Better understanding of all marketing and advertising media is essential if advertisers are to reap long-term rewards from investment and build business on rock rather than sand, says Andrew Sharp. Andrew Sharp is marketing and communications

John Hegarty recently complained that much of the recent criticism of TV as an effective marketing medium was misplaced. Perhaps, he suggested, it was merely that some marketers’ disappointing results stemmed from their inability to use the medium to its best advantage. Logically, in at least some cases, he must be right. It is every marketing and advertising executive’s right to create commercial communications in any medium, however effective it might be.

But is it fair for the advertising fraternity to bounce all the responsibility for results back into the advertiser’s court?

It’s not so much that advertisers have decided TV (or any other medium) is ineffectual and are reallocating their budgets; more that they simply aren’t sure what works best. Since doubt leads to reduced or volatile budgets it is heavily in marketing service companies’ interests to work out how and when media “work”.

The key to being able to answer the question “what medium works?” is defining what “works” means. Many executives will tell you: “sales increases”. But the only real definition is business success – whether there is a positive return on your marketing investment over an appropriate period of time.

If you measure success over a shorter period, say 12 weeks, you may fool yourself. What will appear to work is price-off/ coupons/ extra volume/ loyalty bonuses. Sales will rise, and yet the long-term effect may be to create a class of price and deal-chasing customers which weaken market stability, brand loyalty and margins. Properly analysed, a short-term gain may turn out to be highly unprofitable.

Conversely, no immediate sales gains from marketing investment could represent good long-term business. In many mature, fiercely contested markets sales increases are unlikely. Holding the same volume and maintaining margin over a three-year period could be just as significant an outcome.
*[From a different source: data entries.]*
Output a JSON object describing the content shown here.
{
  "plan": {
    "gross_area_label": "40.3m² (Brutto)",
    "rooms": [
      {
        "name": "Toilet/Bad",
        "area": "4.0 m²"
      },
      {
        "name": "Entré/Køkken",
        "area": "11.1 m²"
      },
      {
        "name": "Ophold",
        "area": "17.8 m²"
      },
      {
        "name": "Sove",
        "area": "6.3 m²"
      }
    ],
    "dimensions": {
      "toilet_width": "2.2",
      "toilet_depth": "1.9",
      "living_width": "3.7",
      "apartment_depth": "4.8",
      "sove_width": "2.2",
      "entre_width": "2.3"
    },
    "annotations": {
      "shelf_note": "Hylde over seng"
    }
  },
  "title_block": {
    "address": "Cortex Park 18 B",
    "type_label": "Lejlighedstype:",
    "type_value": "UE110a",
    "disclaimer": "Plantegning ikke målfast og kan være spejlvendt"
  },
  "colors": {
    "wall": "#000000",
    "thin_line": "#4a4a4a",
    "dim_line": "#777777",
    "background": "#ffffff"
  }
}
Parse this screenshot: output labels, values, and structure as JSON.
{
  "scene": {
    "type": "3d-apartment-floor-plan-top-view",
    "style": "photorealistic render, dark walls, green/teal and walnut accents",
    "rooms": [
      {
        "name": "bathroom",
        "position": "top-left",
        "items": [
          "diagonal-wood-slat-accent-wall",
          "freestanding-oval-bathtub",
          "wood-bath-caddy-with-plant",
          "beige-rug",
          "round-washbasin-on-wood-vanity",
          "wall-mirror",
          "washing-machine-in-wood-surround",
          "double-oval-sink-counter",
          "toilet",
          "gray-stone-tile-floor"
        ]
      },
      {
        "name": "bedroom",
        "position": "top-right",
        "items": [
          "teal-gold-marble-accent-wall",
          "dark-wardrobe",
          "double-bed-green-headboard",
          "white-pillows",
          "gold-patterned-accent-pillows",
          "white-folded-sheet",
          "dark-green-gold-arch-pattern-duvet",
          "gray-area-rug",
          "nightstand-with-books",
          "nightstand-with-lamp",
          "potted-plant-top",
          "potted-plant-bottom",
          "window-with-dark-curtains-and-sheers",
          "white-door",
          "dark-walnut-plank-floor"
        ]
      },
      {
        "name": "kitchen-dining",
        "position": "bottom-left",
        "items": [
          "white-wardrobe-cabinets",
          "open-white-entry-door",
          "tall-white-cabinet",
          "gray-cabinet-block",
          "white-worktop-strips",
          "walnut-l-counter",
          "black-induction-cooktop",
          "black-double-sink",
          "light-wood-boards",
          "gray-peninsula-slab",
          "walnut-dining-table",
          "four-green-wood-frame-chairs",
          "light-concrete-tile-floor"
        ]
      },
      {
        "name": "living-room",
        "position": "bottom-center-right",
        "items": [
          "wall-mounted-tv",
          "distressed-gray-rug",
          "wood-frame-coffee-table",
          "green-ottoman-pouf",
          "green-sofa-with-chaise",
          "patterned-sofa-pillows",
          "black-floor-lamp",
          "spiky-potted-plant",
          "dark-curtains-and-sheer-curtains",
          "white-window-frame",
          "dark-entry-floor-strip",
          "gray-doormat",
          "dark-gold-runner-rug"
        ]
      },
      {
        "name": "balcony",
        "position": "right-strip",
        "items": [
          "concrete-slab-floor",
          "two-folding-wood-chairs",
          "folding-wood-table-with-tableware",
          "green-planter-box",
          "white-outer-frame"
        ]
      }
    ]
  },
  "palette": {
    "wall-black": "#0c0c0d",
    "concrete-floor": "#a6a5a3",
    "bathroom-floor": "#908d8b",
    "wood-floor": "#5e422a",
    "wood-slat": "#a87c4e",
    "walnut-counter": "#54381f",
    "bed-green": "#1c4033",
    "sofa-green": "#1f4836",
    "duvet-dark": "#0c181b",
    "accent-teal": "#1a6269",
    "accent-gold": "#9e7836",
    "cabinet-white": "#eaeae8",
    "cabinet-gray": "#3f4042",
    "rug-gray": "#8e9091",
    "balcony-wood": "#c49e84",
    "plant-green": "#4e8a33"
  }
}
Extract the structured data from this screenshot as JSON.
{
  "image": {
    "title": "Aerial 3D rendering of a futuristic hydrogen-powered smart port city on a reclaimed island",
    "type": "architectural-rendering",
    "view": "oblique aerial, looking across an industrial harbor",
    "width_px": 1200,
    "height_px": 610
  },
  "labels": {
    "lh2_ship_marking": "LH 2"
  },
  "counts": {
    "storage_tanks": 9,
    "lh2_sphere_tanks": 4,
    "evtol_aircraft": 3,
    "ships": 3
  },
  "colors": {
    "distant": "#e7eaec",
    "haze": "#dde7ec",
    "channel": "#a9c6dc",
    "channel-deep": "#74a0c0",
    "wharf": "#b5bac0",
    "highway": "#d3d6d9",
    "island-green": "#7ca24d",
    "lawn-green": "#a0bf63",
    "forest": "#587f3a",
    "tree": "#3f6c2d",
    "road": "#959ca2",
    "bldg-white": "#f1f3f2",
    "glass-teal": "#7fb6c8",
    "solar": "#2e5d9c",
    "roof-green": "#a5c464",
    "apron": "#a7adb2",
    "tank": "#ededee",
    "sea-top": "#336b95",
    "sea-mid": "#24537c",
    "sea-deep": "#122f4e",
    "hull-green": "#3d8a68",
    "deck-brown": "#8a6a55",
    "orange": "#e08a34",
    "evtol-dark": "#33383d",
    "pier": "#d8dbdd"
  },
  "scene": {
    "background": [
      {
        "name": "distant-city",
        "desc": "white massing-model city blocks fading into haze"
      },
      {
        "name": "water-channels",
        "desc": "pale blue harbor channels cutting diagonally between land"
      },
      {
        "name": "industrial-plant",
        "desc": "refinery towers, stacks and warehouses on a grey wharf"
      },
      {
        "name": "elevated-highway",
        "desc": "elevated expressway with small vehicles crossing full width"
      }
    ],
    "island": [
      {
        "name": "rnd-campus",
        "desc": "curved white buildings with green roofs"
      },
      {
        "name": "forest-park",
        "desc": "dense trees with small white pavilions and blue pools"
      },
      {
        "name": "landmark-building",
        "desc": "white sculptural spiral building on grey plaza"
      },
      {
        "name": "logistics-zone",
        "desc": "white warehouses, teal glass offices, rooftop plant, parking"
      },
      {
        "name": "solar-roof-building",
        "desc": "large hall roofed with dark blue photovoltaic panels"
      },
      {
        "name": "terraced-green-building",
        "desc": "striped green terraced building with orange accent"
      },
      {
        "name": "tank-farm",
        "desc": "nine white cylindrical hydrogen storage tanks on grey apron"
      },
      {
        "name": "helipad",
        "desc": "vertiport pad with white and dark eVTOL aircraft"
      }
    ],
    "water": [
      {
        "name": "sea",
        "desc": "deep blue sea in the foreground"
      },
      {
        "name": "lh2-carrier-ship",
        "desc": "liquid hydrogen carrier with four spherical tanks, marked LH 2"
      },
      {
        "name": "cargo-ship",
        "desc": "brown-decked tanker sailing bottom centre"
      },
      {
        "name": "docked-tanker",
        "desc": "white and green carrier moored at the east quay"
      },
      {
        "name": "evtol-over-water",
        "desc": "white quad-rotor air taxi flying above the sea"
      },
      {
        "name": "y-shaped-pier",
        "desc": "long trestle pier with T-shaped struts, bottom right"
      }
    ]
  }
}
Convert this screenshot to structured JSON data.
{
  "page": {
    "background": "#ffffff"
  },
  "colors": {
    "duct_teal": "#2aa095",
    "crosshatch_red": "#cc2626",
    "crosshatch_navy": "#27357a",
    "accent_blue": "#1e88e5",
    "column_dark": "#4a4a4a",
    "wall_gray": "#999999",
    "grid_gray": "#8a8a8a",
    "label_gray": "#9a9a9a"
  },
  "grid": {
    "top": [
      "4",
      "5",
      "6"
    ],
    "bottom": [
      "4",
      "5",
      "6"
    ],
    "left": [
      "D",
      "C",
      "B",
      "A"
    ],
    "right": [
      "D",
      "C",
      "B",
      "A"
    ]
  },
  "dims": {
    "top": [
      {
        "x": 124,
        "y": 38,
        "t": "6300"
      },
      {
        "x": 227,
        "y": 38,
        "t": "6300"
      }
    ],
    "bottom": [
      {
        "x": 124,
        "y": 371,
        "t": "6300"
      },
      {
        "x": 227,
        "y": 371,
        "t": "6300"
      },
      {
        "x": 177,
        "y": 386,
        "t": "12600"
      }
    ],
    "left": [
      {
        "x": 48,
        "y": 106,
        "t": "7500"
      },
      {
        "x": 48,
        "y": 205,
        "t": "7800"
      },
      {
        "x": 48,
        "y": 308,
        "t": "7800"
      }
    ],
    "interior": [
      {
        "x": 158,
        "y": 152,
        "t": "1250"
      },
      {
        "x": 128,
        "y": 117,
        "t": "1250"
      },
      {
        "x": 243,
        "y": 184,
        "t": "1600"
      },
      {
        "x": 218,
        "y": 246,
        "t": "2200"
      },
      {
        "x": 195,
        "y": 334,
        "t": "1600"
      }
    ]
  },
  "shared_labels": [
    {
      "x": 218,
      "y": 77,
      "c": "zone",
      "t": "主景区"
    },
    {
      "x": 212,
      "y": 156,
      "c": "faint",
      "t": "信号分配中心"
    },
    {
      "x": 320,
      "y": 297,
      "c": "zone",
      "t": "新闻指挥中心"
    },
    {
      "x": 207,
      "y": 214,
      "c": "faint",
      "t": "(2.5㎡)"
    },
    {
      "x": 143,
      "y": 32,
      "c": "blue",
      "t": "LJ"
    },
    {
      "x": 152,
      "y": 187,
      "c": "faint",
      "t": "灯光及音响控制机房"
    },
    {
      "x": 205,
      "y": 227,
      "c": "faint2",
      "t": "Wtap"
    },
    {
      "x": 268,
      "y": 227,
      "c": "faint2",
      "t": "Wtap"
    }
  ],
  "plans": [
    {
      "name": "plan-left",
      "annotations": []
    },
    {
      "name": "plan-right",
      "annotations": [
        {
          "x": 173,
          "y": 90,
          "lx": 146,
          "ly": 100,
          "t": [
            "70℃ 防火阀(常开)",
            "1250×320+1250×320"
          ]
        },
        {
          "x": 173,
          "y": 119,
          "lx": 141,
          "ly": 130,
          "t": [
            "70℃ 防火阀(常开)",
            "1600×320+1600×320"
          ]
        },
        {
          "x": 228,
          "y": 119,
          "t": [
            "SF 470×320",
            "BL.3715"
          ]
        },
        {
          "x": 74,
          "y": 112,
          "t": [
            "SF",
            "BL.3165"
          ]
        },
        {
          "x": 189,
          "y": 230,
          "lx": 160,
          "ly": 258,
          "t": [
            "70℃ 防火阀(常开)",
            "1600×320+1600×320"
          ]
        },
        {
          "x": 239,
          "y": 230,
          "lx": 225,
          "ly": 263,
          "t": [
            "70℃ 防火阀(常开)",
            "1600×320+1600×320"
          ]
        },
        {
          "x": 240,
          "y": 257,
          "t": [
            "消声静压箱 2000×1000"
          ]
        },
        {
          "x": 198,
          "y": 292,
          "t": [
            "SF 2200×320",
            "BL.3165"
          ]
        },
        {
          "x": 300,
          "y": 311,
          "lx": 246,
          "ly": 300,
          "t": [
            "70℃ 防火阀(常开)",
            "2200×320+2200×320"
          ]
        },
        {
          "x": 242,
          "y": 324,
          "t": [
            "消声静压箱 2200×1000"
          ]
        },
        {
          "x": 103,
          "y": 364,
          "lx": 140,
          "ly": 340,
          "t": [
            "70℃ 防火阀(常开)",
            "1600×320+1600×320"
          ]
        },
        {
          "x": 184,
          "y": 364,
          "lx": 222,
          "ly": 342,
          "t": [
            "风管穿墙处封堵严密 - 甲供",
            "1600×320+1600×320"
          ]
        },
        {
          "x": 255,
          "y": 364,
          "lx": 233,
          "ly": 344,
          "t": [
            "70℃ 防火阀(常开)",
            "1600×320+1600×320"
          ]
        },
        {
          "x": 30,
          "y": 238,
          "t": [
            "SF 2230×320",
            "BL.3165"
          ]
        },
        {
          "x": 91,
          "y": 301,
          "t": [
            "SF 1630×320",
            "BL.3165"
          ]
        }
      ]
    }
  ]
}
I was recently told of a UK retailer which had gained a 900 per cent return on its ad investment within four weeks. A stunning demonstration of the power of advertising? Perhaps not. More likely evidence of a highly volatile market. We know UK retailing is highly competitive – so if Retailer A can take share so quickly, Retailer B will quickly reply in kind. Net result: everyone loses.

Far more telling may be the performance of a mature but undramatic brand, which fends off competitive activity and yet maintains a useful price premium and margin over less-marketed brands.

Some “business-like” investments may be almost imperceptible in their effect. A recent sponsorship campaign, conducted on behalf of a brown goods company, aimed to move the brand image – and customer base – upmarket. The pay-off for migrating to a less price-sensitive customer base may be as long as ten years – but its ultimate yield could easily exceed that of flashier short-term sales.

I do have sympathy for Hegarty’s viewpoint. But it is not enough to transfer the moral responsibility for marketing efficiency back onto the advertiser. If we don’t develop a more sophisticated view of how investment in advertising or other marketing pays back we are going to fail clients as well as ourselves.